Neil Shearing, the group chief economist at Capital Economics, said that most major economies are in a similar position — at least in the medium term —despite the recent pick up in high frequency data such as road traffic and electricity consumption.
“While the slump in output caused by the virus seems to have bottomed out, the recovery is likely to be slow going and uneven. Most economies are still likely to be below their pre-virus paths of GDP by the end of our central forecast horizon in 2022,” he wrote in a research note on Monday.
Shearing cited three big reasons why a recovery in high frequency data doesn’t tell the whole story.
Reason 1: The recovery follows an extreme economic chock. “The fact that activity is recovering needs to be seen in this context of the huge loss of output incurred during lockdowns. Output in most major economies is still running at somewhere between 15% and 25% of pre-virus levels,” he said.

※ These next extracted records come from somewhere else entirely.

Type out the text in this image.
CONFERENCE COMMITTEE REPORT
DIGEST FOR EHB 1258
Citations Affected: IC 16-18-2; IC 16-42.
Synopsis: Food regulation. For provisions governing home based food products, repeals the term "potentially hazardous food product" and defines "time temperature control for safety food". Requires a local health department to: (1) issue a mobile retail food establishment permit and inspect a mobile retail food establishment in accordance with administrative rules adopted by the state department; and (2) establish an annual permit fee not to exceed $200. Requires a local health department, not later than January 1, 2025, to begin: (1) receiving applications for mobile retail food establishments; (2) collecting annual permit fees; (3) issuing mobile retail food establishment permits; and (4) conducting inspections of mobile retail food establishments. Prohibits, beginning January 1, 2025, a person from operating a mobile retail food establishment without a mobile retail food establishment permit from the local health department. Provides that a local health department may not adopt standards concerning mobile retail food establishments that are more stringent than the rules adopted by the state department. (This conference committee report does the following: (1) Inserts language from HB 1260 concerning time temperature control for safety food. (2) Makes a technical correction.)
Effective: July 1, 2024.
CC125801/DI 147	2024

Reason 2: High frequency data doesn’t tell us much about what’s going on with demand —one of the biggest factors in any rebound. “The fact that more journeys are taking place is encouraging, but the extent to which this will translate into a recovery in consumer spending is unclear,” he said.
Reason 3: Governments and central banks still need to figure out how to transition from crisis mode to recovery, and to reopen their economies in ways that don’t do more damage.
“Policy needs to shift from combatting a crisis to supporting the recovery,” said Shearing. “Making this transition will not be easy. One of the biggest risks in the near-term is that governments move too quickly to embrace a new round of austerity.”